Sen. Aquilino Pimentel Jr. says, “There was nothing irregular about it.” Yes, everything was legal; giving away “cash gifts” to our lawmakers for maintenance & operating expenses (MOE) has been a regular practice. Whether this was “unconscionable and unconstitutional”, as one Senator puts it, is not for me to say.
Indeed, all these words have taken on a different meaning, depending on who is using them. Besides, in these days of blatant political maneuvering, they have, I think, lost their weight and their sting.
However, the baffling question that comes to mind is: How many P162,000s are there in P1,800,000?
Kevin was eight years old when he was diagnosed with leukemia in June last year. The son of a construction worker and a housewife in one of the mountain barangays in Negros Oriental, his mother had to scrape around for money whenever he had to be brought to Dumaguete for his blood transfusions, a temporary stop-gap measure that had kept him alive for a while. Chemotherapy would cost P162,000, a huge amount that was impossible to raise for a family of six, with a daily income of about P200. Yet, the mother, Jocelyn, was hopeful.
Kevin had blood transfusion sometime in November. Less than a month later, just before Christmas, Kevin was dead.

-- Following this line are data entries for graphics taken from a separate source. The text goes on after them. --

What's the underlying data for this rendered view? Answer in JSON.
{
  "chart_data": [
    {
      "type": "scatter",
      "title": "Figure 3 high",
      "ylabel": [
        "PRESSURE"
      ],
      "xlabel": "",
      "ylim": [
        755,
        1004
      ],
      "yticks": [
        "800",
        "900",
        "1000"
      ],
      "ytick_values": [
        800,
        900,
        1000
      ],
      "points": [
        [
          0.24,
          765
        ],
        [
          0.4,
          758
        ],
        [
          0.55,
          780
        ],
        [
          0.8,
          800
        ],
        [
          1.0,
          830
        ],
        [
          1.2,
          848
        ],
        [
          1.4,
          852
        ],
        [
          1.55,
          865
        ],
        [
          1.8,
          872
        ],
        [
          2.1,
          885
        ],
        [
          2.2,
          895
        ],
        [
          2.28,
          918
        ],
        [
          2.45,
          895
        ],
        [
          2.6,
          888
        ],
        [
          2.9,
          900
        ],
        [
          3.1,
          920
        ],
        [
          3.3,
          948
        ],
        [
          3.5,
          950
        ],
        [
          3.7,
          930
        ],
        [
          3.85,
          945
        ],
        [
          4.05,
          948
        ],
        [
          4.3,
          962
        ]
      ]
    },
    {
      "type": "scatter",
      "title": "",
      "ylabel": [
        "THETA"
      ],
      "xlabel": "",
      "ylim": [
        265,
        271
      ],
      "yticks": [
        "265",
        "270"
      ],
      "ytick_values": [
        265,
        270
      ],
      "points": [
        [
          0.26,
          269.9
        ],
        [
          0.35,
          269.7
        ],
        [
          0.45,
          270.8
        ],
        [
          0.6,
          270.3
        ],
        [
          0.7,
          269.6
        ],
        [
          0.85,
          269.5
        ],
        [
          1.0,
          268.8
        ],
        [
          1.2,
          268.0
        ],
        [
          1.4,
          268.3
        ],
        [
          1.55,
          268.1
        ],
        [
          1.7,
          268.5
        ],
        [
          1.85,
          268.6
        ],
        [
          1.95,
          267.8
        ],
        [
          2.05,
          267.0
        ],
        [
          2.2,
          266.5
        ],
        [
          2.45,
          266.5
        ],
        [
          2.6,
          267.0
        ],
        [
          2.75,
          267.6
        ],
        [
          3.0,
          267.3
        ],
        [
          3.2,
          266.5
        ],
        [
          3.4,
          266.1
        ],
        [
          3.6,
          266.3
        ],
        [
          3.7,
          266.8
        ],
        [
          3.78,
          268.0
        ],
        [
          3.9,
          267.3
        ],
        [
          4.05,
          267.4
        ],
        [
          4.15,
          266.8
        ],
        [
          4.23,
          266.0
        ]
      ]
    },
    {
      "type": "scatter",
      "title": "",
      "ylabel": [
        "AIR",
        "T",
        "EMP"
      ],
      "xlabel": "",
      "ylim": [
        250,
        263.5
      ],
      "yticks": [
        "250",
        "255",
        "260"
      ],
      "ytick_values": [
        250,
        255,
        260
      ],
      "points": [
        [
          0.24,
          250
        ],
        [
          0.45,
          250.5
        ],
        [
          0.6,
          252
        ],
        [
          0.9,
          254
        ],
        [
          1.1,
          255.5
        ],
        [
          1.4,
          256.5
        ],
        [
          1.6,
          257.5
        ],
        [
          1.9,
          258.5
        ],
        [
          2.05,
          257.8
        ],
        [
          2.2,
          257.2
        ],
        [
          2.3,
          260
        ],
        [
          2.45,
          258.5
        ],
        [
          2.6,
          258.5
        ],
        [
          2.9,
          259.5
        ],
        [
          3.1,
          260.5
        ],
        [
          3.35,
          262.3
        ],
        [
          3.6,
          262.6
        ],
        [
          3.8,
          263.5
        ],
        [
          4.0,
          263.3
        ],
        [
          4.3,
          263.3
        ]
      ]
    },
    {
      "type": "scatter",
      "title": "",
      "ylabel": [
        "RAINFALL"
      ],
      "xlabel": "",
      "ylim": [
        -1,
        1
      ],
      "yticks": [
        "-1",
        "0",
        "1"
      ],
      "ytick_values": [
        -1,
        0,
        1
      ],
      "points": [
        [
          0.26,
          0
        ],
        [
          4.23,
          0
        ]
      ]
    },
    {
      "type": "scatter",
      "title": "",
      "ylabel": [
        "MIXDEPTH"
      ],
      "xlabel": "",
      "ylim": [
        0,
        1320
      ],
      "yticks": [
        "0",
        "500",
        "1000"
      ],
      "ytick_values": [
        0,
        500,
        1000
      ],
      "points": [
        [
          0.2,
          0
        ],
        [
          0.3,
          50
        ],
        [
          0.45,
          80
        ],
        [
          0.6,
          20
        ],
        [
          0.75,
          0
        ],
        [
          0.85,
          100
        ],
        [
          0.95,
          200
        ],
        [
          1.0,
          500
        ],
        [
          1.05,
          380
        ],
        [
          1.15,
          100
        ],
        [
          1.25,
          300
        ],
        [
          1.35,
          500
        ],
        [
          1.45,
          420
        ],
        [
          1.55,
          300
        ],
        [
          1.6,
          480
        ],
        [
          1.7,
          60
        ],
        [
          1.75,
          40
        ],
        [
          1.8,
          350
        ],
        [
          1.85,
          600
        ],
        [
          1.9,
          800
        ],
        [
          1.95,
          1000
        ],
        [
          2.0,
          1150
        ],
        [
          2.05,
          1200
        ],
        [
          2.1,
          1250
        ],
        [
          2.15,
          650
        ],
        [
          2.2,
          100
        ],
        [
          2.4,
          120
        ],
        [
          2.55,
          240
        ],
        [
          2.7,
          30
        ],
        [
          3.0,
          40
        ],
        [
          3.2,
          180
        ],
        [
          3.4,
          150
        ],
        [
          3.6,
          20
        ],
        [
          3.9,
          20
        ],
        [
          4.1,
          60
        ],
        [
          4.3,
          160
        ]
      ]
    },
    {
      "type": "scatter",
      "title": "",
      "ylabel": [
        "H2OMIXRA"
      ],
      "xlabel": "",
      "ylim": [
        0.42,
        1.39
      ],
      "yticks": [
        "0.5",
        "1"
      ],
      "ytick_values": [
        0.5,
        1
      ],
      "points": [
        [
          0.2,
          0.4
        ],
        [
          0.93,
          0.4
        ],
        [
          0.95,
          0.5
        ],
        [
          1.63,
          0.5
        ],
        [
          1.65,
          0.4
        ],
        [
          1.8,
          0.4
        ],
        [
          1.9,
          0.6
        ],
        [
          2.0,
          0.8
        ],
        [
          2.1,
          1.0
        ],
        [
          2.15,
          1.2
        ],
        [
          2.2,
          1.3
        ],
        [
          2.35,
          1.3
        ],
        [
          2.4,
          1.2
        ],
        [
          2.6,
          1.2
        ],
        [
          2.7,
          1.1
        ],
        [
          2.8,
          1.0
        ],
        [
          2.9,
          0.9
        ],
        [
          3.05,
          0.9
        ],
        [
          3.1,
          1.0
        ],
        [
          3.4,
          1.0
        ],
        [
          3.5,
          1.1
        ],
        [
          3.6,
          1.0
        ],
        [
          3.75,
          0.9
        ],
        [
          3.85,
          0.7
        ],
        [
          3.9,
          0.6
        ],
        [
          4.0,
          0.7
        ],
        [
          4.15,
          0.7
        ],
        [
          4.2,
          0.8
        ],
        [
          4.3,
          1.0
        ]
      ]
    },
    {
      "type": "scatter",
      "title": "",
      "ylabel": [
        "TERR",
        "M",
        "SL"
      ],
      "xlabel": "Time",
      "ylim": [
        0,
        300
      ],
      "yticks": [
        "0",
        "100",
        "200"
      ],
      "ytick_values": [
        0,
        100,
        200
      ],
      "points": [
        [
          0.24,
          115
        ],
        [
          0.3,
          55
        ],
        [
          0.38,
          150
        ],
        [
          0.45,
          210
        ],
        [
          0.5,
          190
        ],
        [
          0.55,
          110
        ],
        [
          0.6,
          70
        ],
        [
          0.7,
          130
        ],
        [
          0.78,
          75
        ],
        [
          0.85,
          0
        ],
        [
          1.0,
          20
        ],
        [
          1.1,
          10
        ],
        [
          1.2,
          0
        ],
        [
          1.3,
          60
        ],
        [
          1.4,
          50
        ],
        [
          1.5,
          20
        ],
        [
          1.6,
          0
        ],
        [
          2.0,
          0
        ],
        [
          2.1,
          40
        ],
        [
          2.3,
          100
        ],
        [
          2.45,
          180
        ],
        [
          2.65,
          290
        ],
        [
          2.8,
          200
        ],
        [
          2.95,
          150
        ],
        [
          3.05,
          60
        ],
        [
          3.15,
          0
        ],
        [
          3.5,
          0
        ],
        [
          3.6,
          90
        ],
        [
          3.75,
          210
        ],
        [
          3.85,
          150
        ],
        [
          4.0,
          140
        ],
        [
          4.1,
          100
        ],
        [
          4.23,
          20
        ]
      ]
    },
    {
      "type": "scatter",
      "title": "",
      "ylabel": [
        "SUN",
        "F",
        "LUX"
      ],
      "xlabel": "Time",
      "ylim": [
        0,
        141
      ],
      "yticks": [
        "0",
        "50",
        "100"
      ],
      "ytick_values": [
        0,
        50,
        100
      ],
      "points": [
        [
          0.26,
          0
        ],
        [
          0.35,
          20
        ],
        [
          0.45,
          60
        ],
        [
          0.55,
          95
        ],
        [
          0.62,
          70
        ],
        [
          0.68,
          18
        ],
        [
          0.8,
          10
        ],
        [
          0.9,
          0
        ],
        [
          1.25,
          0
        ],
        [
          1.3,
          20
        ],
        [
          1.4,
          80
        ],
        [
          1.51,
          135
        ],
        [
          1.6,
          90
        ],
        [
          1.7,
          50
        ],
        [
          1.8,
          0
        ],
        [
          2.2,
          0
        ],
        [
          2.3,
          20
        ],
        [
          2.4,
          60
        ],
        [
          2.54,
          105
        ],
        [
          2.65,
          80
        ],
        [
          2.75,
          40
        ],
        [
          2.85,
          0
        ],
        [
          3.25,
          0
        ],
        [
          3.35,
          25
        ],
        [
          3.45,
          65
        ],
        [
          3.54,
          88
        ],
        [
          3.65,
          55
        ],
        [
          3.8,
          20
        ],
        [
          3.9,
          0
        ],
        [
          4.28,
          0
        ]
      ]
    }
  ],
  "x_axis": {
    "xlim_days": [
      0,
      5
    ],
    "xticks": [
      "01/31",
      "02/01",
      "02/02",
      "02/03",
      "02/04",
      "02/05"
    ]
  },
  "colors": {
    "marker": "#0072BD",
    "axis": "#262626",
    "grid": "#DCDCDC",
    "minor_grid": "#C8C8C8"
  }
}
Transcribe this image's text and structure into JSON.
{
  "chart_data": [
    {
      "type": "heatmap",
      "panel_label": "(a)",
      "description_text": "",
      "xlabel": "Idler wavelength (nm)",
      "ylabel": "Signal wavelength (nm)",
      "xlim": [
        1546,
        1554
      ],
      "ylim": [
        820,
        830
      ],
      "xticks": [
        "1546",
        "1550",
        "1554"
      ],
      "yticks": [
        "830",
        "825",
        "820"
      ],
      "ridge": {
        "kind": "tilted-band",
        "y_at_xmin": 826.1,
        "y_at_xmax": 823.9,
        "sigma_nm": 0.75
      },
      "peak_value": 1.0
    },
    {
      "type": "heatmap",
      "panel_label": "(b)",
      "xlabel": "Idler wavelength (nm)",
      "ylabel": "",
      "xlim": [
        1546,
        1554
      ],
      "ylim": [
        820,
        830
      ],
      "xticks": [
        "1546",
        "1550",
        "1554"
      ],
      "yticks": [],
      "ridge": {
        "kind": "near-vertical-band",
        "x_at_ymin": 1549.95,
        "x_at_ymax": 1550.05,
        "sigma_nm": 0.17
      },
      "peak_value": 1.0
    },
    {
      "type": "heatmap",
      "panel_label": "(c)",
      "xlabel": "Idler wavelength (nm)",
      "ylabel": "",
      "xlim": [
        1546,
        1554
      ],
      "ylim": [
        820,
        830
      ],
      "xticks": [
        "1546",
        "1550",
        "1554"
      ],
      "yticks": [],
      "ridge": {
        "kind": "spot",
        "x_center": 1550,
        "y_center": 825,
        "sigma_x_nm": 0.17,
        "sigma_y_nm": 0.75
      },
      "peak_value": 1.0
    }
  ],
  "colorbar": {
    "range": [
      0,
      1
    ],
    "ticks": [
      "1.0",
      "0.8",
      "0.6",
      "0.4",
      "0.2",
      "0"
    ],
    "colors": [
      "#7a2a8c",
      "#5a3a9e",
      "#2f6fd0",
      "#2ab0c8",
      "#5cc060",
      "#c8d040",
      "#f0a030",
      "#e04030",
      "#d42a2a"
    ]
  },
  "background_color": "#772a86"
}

His last wish? “Dad-a lagi ko ug hospital, Ma!”
During the funeral, with the little boy’s body placed in an oversized government-donated coffin, the mother’s wailings were punctuated with the words: “Pasaylo-a ko, Vin, kay wa na ko nahatag imong gusto!”
The feeling of guilt was almost palpable in the air. The little boy’s wish to live longer was not fulfilled; the family had no money left.
So how many P162,000s are there in P1,800,000?
And how many P1,500s — payment for testing of donated blood — are there in P1,800,000?
But we always blame the poor for their poorness. They are lazy, they have many children…In Kevin’s case, cancer is incurable, and the boy would have died anyway.
And so life continues. The lucky Senators who received their bonuses maybe did share some of it with the poor…several kilos of rice, maybe several cans of sardines, noodles, a party for some barangays, a housing project, assistance for the victims of recent calamities; for his own family: new jewelry for the wife, new or several cars for the children, a trip abroad. There is nothing irregular about it; it was legal. After all, they are Senators.
In the meantime, more children, most of them from poor families, will continue to die, not only from seemingly incurable diseases such as cancer, kidney disease, and heart problems, but also from pneumonia, TB, and even diarrhea.
Lack of money for hospitalization, medicines, even for transportation to go see a doctor, especially if the services of a specialist are needed…these are only some of the problems that these families are confronted with every day of their lives.
I have friends who tell me about buying only some, not all, of the prescribed medicines because “Wala na mi kwarta.”
Franklin D. Roosevelt, the 32nd US President, said, “The test of our progress is not whether we add more to the abundance of those who have much; it is whether we provide enough for those who have too little.”
Now go tell that to the Philippine Senate.